The old rabbi, smoothing his white beard, looked at the young priest and saw trouble in the young man’s eyes.

“Nu, so tell me what it is you want to ask?”

 “Well, rabbi,” said the priest a little hesitantly, “it seems to me that when you say prayers at the dinner table or in synagogue or in front of the school assembly, you and the others, you all  race through the liturgy so quickly it sounds just like the humming of bees.  It hardly seems that you listen to your own words.  Maybe it’s because my own Hebrew is purely academic and I can’t follow very well.” 

“No, no,” says the rabbi, “I think you are right, but please do go on. ” 

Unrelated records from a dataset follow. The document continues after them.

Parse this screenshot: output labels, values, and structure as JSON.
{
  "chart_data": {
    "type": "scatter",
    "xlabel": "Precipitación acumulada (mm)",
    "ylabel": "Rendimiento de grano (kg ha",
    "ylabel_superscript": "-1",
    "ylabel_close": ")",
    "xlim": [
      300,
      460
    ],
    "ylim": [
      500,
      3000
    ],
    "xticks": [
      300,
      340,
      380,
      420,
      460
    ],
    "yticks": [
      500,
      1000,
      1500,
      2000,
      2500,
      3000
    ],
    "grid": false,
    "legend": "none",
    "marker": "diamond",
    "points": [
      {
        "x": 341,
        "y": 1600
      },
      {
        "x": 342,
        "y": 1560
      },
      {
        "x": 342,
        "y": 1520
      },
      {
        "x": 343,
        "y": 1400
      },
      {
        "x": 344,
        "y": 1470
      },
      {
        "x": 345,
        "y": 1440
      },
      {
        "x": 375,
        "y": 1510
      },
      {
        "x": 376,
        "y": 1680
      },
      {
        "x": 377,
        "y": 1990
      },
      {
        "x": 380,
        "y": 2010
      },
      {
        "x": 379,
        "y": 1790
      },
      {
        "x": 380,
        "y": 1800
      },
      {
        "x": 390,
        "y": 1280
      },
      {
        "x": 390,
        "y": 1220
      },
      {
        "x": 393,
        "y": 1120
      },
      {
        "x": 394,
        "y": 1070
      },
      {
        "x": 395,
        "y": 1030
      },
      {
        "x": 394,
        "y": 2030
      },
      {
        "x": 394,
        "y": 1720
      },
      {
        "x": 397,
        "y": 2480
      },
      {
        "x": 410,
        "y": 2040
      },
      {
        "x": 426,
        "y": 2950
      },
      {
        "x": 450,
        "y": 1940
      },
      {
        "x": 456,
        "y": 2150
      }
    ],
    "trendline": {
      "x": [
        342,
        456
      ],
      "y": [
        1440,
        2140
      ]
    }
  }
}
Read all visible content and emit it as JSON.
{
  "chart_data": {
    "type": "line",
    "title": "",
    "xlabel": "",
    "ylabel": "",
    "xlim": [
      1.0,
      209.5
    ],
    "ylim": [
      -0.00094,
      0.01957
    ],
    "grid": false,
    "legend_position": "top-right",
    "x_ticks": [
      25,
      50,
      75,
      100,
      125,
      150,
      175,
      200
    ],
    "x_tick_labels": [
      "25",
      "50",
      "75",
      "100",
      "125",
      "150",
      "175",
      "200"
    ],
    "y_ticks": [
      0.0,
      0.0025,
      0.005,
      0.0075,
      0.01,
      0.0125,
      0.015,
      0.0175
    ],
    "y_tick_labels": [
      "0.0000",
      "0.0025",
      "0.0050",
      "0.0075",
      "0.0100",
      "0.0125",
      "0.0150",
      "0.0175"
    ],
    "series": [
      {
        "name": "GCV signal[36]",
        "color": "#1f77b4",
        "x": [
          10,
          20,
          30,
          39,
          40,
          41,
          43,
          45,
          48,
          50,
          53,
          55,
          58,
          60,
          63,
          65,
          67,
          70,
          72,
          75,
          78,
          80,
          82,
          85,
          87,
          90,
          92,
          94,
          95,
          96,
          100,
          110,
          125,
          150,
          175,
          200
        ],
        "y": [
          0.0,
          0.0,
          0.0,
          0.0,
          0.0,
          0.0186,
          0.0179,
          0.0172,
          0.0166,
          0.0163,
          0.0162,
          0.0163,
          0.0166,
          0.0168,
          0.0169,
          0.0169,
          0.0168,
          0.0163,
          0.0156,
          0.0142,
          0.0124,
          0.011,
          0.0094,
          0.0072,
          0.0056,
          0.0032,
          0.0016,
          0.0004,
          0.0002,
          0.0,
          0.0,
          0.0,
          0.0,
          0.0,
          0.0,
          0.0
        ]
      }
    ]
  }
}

 “Well, when you go to your study classes—what you call learnin—you and the others start to pick apart every sentence, you parse the syntax and grammar and argue over every tittle and jot of the text.  In fact, you don’t get very far in a session.  You just don’t let go and keep asking questions, pulling down other books and searching for similar usages, following allusions, and, frankly, I don’t see what you are getting at.  I don’t mean to be disrespectful at all, rabbi, but please tell me what is going on.” 

The rabbi laughed. 

He slapped the priest on the shoulders and said: “Oy, this must be confusing to a goy like you, please excuse the expression.  For us it is very simple.  Let me try to explain.  When we go through what you call our liturgy, our prayers and meditations, we just half hum them and half sing the words.  Why?  That’s a very good question.  You are a very observant young man, and I hope you will have a blessing on your head for it.  When we pray we are talking to God, and He, Blessed be His Name, He knows what we are saying and also more important, what we are trying to say, and He has heard these words thousands and thousands of times before.  We are really just reminding him that we are here and we remember our obligations to him.  He makes the distinction between we mean and what we imperfectly say.  But, on the other hand, my dear young man,  when we Jews sit down to study the holy texts, that is altogether another kettle of fish altogether.  Those sacred books represent and indeed are God speaking to us.  In them, He is telling us what to do and what not to do and why.  How in the world can we figure out what he means unless we pull apart and recontextualize  everything?  We have to look at the words on the page, the letters that make up the words, the shape of each letter and the pattern of sentences in each text, compare them to similar texts, and so on.  Then moreover we have to try to figure out how to apply these meanings we start to extrapolate from the texts to the specific time-bound situation we find ourselves in and thus the parameters of what is possible.  Since we probably don’t ever get it just right, nu, so the next discussion has to start all over from the beginning.“

The young priest stared in amazement.

“Thank you, so much, rabbi,” he said, getting up.  “I must go back to say evening mass.”